Wednesday, June 18, 2008

Effectively and Proactively Managing the Board of Directors

Earlier this week we discussed the ESOP Ownership Structure, Corporate Governance, and the Relationship between the Trustee, Board of Directors, and the ESOP Administrative Committee. Managing a Board discusses the Board of Directors from the perspective of an entrepreneur. This perspective also applies to the founder of a company who has sold a controlling interest to an ESOP. It discusses the three obligations of an effective Board of Directors:

  • a duty to care, that is, to do the work required to fully understand the issues of the company
  • a duty of loyalty, that is, to act in a way that serves the best interests of all the shareholders
  • a fiduciary duty, that is, to take responsibility to ensure the legal and ethical operation of the business.
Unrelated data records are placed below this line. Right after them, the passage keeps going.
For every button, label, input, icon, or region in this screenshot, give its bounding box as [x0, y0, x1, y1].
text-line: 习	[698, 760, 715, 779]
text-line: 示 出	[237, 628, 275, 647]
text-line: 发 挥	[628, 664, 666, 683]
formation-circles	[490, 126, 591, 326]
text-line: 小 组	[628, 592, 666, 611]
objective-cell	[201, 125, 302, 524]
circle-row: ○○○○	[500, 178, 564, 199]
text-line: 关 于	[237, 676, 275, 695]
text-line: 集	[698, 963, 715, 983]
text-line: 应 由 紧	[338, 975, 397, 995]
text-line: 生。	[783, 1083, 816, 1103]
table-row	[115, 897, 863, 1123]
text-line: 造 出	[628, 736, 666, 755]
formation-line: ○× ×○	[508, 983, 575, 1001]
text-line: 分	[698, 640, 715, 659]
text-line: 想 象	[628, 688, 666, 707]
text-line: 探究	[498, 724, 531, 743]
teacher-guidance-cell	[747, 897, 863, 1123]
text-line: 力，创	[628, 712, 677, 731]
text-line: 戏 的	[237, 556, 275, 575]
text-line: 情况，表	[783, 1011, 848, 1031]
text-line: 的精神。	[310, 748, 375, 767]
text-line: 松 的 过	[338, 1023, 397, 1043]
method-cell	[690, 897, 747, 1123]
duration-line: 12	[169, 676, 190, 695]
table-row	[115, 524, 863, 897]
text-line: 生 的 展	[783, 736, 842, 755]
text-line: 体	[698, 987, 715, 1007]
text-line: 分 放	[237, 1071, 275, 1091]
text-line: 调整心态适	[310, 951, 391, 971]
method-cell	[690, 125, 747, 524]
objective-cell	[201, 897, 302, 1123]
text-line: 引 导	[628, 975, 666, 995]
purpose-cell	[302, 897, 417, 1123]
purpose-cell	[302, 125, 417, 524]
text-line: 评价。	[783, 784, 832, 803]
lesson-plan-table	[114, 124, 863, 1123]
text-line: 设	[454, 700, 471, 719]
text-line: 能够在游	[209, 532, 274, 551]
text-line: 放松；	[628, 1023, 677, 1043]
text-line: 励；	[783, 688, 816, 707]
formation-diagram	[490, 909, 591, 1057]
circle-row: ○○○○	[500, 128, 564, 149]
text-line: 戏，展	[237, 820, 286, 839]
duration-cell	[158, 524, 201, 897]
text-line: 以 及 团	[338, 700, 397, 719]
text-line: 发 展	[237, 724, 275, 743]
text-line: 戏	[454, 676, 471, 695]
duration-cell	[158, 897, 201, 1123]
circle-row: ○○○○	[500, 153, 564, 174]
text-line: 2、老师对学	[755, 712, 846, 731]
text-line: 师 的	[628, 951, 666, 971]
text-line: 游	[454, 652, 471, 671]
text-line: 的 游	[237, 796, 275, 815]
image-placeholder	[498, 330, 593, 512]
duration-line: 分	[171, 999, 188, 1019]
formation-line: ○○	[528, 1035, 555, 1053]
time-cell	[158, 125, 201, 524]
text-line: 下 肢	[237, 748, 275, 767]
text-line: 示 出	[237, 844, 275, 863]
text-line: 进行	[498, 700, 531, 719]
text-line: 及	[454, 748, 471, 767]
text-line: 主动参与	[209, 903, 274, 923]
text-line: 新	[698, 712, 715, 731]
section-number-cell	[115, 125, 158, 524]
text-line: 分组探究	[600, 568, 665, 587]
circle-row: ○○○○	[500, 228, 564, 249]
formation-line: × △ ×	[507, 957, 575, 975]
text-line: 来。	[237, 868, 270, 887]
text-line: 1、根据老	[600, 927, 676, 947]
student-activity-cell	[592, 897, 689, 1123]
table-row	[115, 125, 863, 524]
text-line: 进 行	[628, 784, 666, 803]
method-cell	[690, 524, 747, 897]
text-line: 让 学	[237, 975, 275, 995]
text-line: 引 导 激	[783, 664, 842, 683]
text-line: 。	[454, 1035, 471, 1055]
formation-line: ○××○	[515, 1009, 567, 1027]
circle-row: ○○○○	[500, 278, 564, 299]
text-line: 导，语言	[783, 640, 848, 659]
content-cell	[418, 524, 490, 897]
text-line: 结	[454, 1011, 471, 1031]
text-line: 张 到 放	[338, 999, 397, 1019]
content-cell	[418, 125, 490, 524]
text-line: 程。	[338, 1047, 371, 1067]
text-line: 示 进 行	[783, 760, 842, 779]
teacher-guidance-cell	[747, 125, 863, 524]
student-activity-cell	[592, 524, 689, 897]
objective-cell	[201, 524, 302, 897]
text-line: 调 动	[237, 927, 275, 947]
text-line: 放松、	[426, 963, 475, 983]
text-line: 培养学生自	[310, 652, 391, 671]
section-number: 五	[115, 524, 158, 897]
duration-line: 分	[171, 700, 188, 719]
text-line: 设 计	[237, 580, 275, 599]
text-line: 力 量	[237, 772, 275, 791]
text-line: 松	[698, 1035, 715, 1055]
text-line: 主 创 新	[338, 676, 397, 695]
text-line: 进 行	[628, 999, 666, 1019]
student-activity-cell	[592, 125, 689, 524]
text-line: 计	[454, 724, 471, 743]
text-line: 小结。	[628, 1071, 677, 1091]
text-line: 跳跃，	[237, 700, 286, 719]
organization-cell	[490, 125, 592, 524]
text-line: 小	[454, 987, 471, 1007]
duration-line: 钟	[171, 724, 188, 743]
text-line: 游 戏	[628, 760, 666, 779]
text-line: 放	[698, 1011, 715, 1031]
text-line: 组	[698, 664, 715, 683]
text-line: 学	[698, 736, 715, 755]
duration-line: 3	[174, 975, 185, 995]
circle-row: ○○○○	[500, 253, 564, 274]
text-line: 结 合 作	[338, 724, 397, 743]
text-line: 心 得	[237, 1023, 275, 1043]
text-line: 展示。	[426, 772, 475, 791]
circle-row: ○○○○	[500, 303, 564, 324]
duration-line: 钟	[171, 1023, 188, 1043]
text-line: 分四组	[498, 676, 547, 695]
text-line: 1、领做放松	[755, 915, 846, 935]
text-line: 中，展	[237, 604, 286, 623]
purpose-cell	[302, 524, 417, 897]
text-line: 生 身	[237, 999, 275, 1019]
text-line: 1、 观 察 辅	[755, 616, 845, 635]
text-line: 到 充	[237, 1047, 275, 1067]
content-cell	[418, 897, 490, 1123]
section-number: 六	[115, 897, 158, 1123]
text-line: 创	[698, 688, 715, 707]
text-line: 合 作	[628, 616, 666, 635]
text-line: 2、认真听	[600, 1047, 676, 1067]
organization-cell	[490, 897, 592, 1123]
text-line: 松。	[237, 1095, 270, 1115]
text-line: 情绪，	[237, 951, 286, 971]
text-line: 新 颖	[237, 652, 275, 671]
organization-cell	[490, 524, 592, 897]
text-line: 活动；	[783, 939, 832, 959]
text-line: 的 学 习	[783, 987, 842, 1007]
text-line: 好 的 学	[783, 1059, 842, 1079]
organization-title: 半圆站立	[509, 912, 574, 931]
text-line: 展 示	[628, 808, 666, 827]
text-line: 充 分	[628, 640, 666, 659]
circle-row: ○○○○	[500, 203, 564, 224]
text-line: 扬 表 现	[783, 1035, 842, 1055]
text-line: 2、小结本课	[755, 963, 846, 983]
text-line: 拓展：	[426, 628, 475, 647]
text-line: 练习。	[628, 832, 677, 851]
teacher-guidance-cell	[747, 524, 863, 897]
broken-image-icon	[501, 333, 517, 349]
The article discusses signs that the Board is losing confidence in the current CEO:

  • "pre-board" meetings without the entrepreneur, to discuss company issues
  • new board members brought on without consulting the entrepreneur
  • increasing questions about why the company is not hitting its projections
  • talk about succession planning.

It also notes that the best way to avoid this issue is to retain control, meet or exceed financial projections and the expectations of the Board, and effective and proactively managing the Board of Directors:

  • Conduct your own due diligence on every board member. Learn their strengths and weaknesses, and especially their particular areas of expertise.
  • Build trust by avoiding surprises. Keep board members informed of important developments in the company and, especially, brief them personally on any bad news. Don't wait for regularly scheduled board meetings to convey information. Contact members by phone.
  • Talk to your directors individually to solicit their opinions and to understand their unique concerns and issues. Build a personal relationship with each board member.